Christopher Hitchens, Richard Dawkins, Daniel Dennett to name a few are voices for the Atheist Fundamentalists. Now, atheists aren’t different from those who believe. They believe in things, they just are not metaphysical things. Whether it be goodness, or peace, or love or something altruistic, it still simply replaces one god with another. I know some atheists are going to disagree with this, but this is yet another critique of mine, not just of atheism, but of this new fad within Christianity that seeks to somehow appropriate elements of atheism into Christianity, but doesn’t go far enough, and yet claiming that they are atheist Christians and yet believe in God, or Jesus as God or some other theological point in the theological matrix. These new forms of belief aren’t new, they are just switching elements from one belief system to another.
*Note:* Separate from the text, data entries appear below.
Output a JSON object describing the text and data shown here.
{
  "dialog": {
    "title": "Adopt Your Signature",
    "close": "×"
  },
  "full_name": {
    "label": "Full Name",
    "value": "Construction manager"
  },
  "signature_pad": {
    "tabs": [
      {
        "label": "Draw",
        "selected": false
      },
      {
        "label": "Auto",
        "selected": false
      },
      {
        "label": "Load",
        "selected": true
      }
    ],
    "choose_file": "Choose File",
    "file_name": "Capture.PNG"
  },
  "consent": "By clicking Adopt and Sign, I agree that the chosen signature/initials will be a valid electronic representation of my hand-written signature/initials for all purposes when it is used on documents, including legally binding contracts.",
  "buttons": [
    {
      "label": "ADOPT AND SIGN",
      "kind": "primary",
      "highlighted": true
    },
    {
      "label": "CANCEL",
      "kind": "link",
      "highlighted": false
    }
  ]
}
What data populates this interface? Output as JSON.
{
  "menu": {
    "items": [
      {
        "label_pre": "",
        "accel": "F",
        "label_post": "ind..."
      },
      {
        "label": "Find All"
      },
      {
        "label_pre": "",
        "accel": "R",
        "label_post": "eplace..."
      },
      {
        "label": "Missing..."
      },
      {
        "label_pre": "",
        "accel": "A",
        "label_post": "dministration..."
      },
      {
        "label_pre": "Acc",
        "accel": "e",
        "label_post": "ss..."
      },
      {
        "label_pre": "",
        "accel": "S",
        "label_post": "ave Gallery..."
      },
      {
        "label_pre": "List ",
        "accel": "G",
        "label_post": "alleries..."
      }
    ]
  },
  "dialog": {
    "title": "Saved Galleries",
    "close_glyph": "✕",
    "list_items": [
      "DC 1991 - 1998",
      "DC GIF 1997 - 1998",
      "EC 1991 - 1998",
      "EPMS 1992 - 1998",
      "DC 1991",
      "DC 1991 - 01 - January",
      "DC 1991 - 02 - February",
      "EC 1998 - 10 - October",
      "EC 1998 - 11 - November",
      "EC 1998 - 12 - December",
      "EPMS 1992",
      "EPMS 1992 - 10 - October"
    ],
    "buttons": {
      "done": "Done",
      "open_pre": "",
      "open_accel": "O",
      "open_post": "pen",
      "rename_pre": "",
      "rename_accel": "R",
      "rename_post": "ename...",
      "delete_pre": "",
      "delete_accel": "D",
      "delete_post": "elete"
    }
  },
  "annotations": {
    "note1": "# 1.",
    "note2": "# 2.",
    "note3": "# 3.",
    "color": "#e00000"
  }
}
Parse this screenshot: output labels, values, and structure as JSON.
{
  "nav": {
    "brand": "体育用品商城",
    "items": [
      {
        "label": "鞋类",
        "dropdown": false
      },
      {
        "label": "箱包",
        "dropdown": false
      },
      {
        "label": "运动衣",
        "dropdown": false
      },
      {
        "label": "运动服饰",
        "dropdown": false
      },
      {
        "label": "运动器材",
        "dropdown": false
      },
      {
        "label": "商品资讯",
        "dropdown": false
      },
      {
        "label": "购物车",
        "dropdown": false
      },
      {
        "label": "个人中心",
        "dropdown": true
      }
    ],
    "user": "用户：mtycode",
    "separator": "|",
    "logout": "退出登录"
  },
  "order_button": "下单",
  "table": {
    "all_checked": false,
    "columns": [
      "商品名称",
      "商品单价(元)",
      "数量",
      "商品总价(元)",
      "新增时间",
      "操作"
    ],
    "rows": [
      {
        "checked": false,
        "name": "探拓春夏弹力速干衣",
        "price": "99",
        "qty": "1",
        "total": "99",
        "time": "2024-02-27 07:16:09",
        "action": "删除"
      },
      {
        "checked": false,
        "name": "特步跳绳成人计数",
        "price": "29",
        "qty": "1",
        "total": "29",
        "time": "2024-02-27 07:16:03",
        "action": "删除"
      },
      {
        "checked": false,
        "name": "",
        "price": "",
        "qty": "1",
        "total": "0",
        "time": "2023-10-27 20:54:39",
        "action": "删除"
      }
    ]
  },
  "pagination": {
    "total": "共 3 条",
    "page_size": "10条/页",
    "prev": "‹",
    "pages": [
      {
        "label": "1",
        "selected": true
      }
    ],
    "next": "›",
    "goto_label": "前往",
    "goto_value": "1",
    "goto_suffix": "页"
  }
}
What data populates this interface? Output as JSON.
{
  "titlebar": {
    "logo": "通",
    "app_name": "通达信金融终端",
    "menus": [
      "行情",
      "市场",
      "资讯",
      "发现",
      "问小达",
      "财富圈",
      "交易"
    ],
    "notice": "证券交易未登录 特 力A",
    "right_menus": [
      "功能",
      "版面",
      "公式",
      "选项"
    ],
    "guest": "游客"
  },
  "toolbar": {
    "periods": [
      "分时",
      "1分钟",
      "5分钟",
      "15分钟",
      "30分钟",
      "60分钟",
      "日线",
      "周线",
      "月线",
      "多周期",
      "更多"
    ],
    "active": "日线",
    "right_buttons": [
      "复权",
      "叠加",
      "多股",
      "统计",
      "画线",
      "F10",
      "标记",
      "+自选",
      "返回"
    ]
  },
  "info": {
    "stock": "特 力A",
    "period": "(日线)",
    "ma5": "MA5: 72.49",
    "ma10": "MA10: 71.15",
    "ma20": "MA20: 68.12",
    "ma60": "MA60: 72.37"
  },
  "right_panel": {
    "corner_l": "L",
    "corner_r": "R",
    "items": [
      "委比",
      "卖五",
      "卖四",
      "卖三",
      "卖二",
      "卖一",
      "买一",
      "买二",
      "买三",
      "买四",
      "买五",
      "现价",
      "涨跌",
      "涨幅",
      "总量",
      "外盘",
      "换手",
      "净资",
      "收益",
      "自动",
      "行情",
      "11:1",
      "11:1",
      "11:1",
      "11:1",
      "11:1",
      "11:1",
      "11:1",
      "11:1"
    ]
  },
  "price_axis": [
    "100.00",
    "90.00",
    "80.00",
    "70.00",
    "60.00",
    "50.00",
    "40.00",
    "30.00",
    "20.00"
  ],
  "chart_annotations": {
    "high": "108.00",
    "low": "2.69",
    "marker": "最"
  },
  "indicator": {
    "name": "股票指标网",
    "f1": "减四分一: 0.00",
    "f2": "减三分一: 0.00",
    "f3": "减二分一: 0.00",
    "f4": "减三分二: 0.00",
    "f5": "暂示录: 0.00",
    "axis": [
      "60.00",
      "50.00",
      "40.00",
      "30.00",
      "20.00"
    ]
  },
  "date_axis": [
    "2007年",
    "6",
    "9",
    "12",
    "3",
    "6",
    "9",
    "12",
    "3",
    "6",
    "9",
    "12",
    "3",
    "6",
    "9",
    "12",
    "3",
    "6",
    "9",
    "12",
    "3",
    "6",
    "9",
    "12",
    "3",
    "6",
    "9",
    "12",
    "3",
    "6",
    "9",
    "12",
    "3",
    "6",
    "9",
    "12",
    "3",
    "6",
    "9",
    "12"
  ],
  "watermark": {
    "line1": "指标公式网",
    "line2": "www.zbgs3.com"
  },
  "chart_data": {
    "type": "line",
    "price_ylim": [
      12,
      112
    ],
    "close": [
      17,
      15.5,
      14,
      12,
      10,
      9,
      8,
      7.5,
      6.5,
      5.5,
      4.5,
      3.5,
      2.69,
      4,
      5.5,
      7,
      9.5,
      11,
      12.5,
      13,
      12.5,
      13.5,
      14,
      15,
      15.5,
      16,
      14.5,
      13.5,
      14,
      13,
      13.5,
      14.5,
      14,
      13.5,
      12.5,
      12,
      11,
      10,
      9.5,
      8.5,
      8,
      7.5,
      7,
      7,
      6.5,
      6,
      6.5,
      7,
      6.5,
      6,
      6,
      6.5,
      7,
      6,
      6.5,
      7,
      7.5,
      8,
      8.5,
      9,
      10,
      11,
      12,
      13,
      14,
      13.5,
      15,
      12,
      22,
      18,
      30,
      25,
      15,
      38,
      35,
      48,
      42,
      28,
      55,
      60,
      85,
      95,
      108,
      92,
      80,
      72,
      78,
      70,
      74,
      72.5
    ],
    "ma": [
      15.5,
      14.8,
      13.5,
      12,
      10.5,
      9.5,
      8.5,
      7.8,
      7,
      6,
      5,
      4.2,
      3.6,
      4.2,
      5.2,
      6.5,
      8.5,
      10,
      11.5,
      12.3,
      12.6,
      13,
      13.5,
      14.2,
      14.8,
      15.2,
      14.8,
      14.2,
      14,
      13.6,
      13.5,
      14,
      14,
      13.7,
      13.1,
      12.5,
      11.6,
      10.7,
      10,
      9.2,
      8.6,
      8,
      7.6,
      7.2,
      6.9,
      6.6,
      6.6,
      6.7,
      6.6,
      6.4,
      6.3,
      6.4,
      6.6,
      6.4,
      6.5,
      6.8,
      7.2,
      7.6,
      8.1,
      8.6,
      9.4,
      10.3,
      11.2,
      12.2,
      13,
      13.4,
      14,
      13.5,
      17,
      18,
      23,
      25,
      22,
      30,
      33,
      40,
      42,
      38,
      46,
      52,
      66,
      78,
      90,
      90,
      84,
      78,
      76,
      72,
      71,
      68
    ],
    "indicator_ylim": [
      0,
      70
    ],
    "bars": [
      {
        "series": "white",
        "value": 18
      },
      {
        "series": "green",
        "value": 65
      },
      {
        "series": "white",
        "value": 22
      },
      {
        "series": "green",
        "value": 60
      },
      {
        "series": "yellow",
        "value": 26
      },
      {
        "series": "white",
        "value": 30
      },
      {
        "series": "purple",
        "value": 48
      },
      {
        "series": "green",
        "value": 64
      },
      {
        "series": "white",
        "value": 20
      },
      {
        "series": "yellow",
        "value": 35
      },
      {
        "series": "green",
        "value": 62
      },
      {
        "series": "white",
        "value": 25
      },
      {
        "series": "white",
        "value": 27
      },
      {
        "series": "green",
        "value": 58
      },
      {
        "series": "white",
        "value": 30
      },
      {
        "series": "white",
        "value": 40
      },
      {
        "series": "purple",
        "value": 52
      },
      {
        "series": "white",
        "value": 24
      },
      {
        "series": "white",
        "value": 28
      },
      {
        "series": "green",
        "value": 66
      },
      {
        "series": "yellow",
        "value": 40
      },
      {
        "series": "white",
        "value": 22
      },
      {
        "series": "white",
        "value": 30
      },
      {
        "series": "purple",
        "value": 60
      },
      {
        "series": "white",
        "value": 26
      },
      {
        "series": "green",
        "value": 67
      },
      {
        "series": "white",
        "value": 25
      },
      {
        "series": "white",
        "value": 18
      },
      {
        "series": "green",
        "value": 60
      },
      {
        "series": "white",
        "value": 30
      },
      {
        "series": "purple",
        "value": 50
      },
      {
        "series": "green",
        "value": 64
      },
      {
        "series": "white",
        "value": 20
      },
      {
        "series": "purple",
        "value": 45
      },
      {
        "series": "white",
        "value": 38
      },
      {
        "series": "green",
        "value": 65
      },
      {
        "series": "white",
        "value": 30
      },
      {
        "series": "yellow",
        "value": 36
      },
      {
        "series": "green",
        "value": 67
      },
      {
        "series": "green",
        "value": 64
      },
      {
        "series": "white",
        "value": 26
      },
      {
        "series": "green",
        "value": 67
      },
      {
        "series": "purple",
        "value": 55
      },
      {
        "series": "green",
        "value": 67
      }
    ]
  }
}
There is nothing revolutionary here.
The problem with Fundamentalism.
In Psychology studies, there is a hypothesis that claims the inability to doubt our particular stance demonstrates a level of damage to our pre-frontal cortex. Okay, stay with me here. Typically, that part of the brain is known to control our rational thought. Michelle Rosenthal says the following about the cortex, “Known as the seat of your executive function, the prefrontal cortex affects self-regulation, decision-making, and attention processes. After high stress, this part of your brain can experience a decrease in its capability.” Through another testing process developed called the The False Tagging Theory, we learn that if there is no damage to this part of the brain, then there is an ability to doubt. This of course, begs the question of those who can’t seem to rid themselves of strict fundamentalist attitudes, are they brain damaged? Now, beyond this satirical question, there is something deadly serious staring us in the face, which is that some might be more hard-wired toward fundamentalist attitudes than others.
However, this is to pre-determined and absolves us of any responsibility. We are not predetermined toward fundamentalism. Fundamentalism, like any other thing in thinking is a perversion of thought, it is now a system. A way of thinking that thinks for us. The Apostle Paul, an anarchist theologian, once made the claim that our struggle is against those systems in place that mediate for us on our behalf, fundamentalism is one of them. We are all fundamentalists, we can’t hide that. But we can fight it. Some fundamentalism is important, at certain times, but fundamentalism as a system that imposes itself on others must be dealt with accordingly.